I am yet yet yet again packing my trunks for a cross-continental flight to Paris. As the United States tumbles further and further into fascist chaos, the differences between Los Angeles and Paris only become more stark. Not necessarily for the obvious, but for the simple fact that even Parisians seem to demonstrate more common sense day-to-day than the average American. Quelle horreur!
I am sure an astrologically minded subscriber could give me the cosmic explanation as to why it is that this August has been particularly chaotic, but I have been in a state of whiplash for several weeks as more than one gig has cancelled, only for another, larger opportunity to fall into my lap, and so on. It has been a month exemplary of the expressions “When God closes a door, he opens a window,” or for those more secular, “Rejection is redirection.” What with the ample and long lead times of the art world, I am already looking at my 2026 planning with a mixture of excitement and dread. At the rate I’m going, I am already blocking time in 2027 for a true holiday.

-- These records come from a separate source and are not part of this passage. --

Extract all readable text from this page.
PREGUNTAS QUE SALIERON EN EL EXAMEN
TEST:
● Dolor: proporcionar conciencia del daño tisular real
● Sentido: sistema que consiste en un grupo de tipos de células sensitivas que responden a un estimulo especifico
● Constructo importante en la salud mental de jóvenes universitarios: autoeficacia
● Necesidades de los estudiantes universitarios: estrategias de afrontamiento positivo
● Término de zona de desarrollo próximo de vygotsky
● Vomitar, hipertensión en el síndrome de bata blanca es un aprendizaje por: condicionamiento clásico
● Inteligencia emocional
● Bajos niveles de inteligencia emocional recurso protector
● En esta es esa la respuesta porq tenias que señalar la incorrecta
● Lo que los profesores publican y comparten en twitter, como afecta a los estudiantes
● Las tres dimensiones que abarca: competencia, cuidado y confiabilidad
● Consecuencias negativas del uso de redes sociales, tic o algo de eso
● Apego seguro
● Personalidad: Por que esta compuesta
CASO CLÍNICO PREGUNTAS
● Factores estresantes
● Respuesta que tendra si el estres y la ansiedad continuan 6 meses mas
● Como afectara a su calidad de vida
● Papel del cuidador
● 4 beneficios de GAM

I have filled the hot hours of August doing some of my favorite Los Angeles summertime things: catching Cinespia film screenings at Hollywood Forever Cemetery (where I own a plot — a story for another time) and enjoying philharmonic rehearsal at the Hollywood Bowl. I feel lucky to have watched Gustavo Dudamel rehearse his orchestra many times over the years, and am sad that this is his last season conducting for the city of Angels. Unfortunately, Hollywood Bowl rehearsal has gone from a well-guarded neighbors-only secret to a social media phenomenon; that said, it’s always nice to see people of all stripes enjoying classical music, and I take enormous pleasure in roping new friends into joining me for a little morning coffee and hushed conversation on the benches. (One such friend, the talented musician
, just launched a Substack which I highly recommend checking out.)At Cinespia, I caught a screening of an eternal, all-time favorite film, 2001’s Zoolander. I hadn’t seen it in some time and it had me thinking much about how prophetic seemingly inane comedies like Zoolander, Josie and the Pussycats (2001) and the oft-cited Idiocracy (2006) were. Josie and the Pussycats charmingly satirized the commodification of music groups via relentless product placement and subliminal messaging — and yet, today, it feels commonplace. I was telling a friend that I remembered a time when the indie band of Montreal was more or less ‘cancelled’ — or rather, being labelled "sellouts” for licensing one of their songs to an Outback Steakhouse commercial. Nowadays, a feature like that would simply be seen as them “getting their bag.”
Watching the absurdist plot to brainwash idiot male model Derek Zoolander into becoming a political assassin, I thought about the links between fashion and geopolitics — okay, sure, I don’t think Lucky Blue Smith is going to take out the Prime Minister of Malaysia, but it’s foolish to deny that the veneer of glamour that the fashion business projects has a hand in swaying high-level government decisions. People hoard power, resources and money in order to… be seen out in the newest Chanel bag? Sit front row at Paris Fashion Week? The desire to be accepted by the ‘cool kids’ in the culture space is both a weapon and a tool to be refined and, perhaps, better used. Zoolander opens with a cabal of high-level fashionistas (Anna Wintour, Karl Lagerfeld and Giorgio Armani are referenced) demanding the assassination of the aforementioned Prime Minister to prevent him from hiking wages for child labor and sweatshop workers. The ensuing hilarity is perhaps the stuff of Hollywood fantasy, but the real concern for the bottom line over garment worker’s rights isn’t.